Over-the-counter antimicrobials changing to prescription-only

Woman holding bottle of pills

Understanding GFI 263

The basics of GFI 263

On June 10, 2021, the U.S. Food and Drug Administration (FDA) finalized guidance for industry #263 (GFI 263), which outlines the process for animal drug sponsors to voluntarily change the approved marketing status of certain medically important antimicrobial drugs from over-the-counter (OTC) to prescription (Rx).

Once this change is made, these important drugs can only be used in animals under the supervision of a licensed veterinarian, even if the animals are not intended for food production.

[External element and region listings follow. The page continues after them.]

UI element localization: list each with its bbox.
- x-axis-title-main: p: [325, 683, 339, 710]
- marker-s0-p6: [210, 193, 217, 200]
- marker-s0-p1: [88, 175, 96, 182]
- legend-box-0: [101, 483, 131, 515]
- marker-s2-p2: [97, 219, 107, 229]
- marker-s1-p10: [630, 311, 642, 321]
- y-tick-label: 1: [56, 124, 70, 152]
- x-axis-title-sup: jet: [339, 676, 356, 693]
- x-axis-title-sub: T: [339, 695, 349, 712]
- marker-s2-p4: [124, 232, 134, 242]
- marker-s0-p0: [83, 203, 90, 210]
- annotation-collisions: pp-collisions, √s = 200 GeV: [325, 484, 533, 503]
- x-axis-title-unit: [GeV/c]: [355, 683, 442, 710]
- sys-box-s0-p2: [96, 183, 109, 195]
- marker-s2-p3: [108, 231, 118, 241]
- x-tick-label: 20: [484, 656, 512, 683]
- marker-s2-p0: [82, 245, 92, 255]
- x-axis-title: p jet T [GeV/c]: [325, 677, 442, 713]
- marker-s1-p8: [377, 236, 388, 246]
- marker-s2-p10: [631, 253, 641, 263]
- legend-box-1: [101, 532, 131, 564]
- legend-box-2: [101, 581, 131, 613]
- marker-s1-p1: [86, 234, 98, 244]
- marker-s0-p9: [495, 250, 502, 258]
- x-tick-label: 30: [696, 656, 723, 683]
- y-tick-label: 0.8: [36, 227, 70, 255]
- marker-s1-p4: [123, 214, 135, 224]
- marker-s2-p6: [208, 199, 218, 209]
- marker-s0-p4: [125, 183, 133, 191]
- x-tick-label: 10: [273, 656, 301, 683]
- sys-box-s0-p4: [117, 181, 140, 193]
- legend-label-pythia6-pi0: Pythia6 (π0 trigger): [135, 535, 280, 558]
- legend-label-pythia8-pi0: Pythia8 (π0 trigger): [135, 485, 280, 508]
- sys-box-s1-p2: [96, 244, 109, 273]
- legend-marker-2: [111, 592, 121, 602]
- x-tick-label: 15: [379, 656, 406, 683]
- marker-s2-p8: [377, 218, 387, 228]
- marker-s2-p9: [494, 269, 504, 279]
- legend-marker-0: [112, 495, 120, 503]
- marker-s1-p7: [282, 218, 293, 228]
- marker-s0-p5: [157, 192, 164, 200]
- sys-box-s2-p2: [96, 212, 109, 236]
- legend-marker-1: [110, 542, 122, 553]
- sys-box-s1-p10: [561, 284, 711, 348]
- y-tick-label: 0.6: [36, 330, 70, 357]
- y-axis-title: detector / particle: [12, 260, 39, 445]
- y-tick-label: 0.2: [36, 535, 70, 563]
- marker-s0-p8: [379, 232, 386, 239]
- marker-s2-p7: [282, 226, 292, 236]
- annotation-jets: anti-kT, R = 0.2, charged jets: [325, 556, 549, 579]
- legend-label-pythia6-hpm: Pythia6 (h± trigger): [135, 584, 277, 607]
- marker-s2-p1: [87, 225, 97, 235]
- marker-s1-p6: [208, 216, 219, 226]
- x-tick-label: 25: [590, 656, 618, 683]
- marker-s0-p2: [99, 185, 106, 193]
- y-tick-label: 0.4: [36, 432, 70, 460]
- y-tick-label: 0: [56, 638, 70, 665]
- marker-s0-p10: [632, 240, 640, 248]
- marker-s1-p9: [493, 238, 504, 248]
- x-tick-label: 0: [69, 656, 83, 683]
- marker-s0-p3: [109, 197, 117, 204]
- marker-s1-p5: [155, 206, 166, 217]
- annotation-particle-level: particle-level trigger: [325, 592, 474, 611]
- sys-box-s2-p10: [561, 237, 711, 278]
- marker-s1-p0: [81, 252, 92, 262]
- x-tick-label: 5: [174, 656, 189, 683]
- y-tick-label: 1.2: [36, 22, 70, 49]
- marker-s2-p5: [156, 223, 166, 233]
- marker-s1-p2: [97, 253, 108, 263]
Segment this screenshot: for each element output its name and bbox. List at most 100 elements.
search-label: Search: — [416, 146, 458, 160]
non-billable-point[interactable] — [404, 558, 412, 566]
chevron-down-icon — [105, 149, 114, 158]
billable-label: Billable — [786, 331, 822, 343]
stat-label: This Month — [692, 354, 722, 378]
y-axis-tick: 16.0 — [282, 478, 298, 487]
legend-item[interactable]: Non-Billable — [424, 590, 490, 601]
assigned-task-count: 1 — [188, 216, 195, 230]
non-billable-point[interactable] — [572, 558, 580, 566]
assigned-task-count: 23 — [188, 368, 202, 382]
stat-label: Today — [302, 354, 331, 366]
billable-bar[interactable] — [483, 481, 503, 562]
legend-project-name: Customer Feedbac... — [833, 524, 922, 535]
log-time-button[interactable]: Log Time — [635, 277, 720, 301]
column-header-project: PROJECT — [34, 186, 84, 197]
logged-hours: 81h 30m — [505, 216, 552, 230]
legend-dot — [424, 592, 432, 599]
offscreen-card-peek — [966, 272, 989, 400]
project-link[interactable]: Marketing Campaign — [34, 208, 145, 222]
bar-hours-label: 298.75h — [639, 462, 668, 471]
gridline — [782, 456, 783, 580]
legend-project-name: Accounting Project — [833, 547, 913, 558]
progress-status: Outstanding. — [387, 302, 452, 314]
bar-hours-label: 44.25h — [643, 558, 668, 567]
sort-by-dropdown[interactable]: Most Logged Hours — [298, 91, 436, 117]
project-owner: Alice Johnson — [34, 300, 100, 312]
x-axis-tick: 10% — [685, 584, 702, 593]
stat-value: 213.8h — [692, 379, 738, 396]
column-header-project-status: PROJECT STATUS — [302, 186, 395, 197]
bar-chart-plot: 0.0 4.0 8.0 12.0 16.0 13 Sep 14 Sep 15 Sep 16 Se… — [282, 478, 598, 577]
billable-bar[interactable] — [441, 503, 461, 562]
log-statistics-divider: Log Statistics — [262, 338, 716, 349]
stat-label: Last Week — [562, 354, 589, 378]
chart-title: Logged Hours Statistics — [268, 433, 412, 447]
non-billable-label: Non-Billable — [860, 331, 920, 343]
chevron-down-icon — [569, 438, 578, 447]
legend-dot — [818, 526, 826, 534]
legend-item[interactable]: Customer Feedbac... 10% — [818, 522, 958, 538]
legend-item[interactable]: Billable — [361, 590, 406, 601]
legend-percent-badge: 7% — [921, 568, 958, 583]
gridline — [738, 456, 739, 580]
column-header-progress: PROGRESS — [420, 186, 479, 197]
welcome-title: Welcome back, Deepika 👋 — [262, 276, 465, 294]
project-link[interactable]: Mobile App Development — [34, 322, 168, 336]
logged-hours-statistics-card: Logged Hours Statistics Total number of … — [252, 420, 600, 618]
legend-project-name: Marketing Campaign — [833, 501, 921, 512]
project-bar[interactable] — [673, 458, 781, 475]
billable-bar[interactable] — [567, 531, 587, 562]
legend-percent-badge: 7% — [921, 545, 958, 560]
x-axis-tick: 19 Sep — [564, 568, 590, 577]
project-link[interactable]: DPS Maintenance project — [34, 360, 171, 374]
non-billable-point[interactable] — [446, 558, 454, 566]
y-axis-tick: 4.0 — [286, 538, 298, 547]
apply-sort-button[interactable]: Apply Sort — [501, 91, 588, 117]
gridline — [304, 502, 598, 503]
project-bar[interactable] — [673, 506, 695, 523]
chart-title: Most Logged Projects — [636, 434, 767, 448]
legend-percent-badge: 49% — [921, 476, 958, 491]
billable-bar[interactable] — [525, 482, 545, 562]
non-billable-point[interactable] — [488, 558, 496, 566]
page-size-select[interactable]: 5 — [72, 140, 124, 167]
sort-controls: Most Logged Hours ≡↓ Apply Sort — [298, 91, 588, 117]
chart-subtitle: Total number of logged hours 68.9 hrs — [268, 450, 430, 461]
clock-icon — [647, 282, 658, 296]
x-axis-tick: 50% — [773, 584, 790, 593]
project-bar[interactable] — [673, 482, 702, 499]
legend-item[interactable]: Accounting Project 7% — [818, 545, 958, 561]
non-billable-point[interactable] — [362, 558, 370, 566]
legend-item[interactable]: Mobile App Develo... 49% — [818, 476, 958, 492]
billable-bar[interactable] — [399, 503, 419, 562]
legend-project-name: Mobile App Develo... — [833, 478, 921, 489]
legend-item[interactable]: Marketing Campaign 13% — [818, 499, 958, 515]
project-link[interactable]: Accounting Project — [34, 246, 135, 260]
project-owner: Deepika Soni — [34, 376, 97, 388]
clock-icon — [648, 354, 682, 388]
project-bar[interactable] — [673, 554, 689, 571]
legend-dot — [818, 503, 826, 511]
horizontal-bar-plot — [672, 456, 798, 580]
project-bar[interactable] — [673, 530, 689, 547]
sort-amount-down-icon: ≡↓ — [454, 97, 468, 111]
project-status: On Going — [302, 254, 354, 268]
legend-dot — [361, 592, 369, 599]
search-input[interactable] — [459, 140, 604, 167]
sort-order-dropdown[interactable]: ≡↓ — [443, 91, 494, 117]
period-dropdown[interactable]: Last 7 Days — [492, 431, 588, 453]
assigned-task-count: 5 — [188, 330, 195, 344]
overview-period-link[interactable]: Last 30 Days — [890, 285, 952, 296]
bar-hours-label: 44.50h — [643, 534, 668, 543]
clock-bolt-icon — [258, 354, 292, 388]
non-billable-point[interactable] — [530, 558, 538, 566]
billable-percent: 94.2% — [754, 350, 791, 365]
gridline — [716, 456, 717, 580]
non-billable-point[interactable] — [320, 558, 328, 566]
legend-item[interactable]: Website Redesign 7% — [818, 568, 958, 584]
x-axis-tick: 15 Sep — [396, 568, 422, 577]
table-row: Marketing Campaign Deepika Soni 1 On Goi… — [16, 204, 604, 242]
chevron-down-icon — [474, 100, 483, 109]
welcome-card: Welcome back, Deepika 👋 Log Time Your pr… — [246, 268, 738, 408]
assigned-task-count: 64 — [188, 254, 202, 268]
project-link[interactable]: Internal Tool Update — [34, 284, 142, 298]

From pet dogs and cats to backyard poultry, and from pet rabbits and pigs to large livestock farms, the same restrictions apply. All these medically important antibiotics will require a prescription from a veterinarian to be used.

The guidance provides a two-year implementation period. All OTC antimicrobial drugs will be prescription-only as of June 2023, and some products may change to Rx during the course of 2022. The FDA has developed a list of medically important antimicrobial drugs whose labels will change from OTC to Rx-only by June 2023. Examples of affected products include injectable penicillin and oxytetracycline.

Antibiotics must be used responsibly

The process outlined in GFI 263 is part of the FDA's broader effort to combat antimicrobial resistance, a serious threat to animal and public health. The increasing threat of antibiotic resistance (antimicrobial resistance) to both human and animal health compelled the FDA to take action. Antimicrobial use in humans, animals, and horticulture can contribute to the development of antimicrobial resistance.

Any antibiotic use can contribute to antibiotic resistance, so it's important to avoid unnecessary or inappropriate uses of antibiotics. GFI 263 puts responsibility for the use of medically important antimicrobials into the hands of veterinarians, who are trained to understand not only when these medications are needed, but also what is the appropriate drug, dose, duration, and administration method to resolve infection and protect animal health and our food supply. The veterinarian's expertise is critical to ensuring the responsible use of antibiotics in animals.

Rx status protects animals and people

The FDA and drug manufacturers agreed to change the marketing status for antibiotics that are medically important from OTC to Rx, requiring veterinary oversight for their use. Under the direction of a veterinarian, the responsible and appropriate administration of antibiotics reduces the opportunity for resistance to develop and helps preserve our supply of effective antibiotics for situations when they are truly needed to protect animal and human health.

While the change maybe challenging, the end result will be more responsible antibiotic use benefiting both human and animal health.

Antibiotics will still be available

Veterinarians are committed to ensuring that animal health and welfare needs are met, and that needed medications are administered in a timely manner for treating, controlling, or preventing animal disease. Animals will still receive antibiotics when there is a clear indication that they are needed. Animal owners can work with veterinarians to ensure that animals have the care and medication they need, when they need it.